Bodrum katının üstünde betonarme zemin
Yakın zamanda kendime bir ev aldım. Eski sahibinin iyi bir insan olduğu ortaya çıktı ve bodrumun üstündeki zeminin yapıldığı tahtaların zamandan ve nemden çürümüş olduğu ve acilen değiştirilmesi gerektiği konusunda beni hemen uyardı. Muhtemelen bir gün oraya düşeceğimden korkuyordu. Bodrum katı evin mutfağının altında bulunuyordu ve şu boyutlara sahipti: genişlik - 2,4 m, uzunluk - 2,3 m İç kısım tuğla ile kaplanmış ve bir kil tabakası ile kaplanmıştır.
Üstündeki zemin iki ahşap kiriş üzerinde uzanıyordu ve üzerlerine sunta levhalar döşenen levhalardan oluşuyordu. Eğri yapılmış ve o kadar yıpranmıştı ki üzerinde yürümek gerçekten tehlikeliydi. Ahşabın tamamı ahşap delici böcekler tarafından hasar gördü ve bazı suntalar nemli ve kırılgan hale geldi.
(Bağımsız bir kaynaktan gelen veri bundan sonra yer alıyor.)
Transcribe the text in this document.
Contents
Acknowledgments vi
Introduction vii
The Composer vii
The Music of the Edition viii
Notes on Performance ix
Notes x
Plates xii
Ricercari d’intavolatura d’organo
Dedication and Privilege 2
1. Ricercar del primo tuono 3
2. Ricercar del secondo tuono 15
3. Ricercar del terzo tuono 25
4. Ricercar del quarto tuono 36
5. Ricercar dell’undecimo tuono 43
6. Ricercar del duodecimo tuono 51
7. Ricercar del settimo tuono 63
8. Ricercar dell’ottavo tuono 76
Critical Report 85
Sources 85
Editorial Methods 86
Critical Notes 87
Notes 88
İlk başta sadece tahtaları değiştirmeyi düşünüyordum ama sonra yavaş yavaş düşündükten sonra metal bir çerçeve yapıp içini betonla doldurmaya karar verdim. Birincisi, nasıl bakarsanız bakın bodrumda her zaman nem olacaktır, bu da ahşabın mevcut kalitesi göz önüne alındığında yeni levhaların uzun süre kesinlikle yeterli olmayacağı anlamına gelir ve ikincisi, eğer gidiyorsak bunu yapmak için, o zaman güvenilir bir şekilde, sonsuza kadar yapılacaktır ve betonarmeden daha güçlü ne olabilir?
Eski zeminin çıkarılması
İlk adım suntayı ve ardından tahtaları çıkarmaktı. Çivi çekici, çekiç ve levye kullanarak bunu üç saatte yapmayı başardım. Levhalarda herhangi bir sorun yoktu, ancak levhaların sökülmesi daha fazla zaman aldı: kirişlere büyük çivilerle çivilendiler, bu yüzden büyük zorluklarla çıkarıldılar. Ahşap zemin kaplaması tamamen kaldırıldıktan sonra, mevcut tüm düzensizlikleri gidermek ve yüzeyi düzleştirmek için duvarların yakınındaki tüm çevre boyunca düzgün bir toprak katmanını (bir süngü) bir kürekle kaldırmak zorunda kaldım. Bu konu günün geri kalanını aldı. Ertesi sabah yapılması gereken kaynak işi vardı.
Çerçeve yapımı
Çerçeveyi yapmak için hiçbir metalden kaçınmadım. Belki de onu gereğinden fazla kullandı, ancak yalnızca mahzenin içine boş alanını azaltacak ek destek direkleri yerleştirmemek için. Tasarım, satın almak zorunda bile olmadığım kalın duvarlı borulara (? 61 mm, duvar kalınlığı 5 mm) dayanıyordu. Gerçek şu ki, daha önce evde ısıtma onlardan yapılıyordu. Berbat ve hantal görünüyordu, bu yüzden tüm bu ütüyü odalardan çıkarıp yerine modern ısıtma cihazları koymam çok doğaldı. Ve gördüğünüz gibi borular bodrum için kullanışlıydı.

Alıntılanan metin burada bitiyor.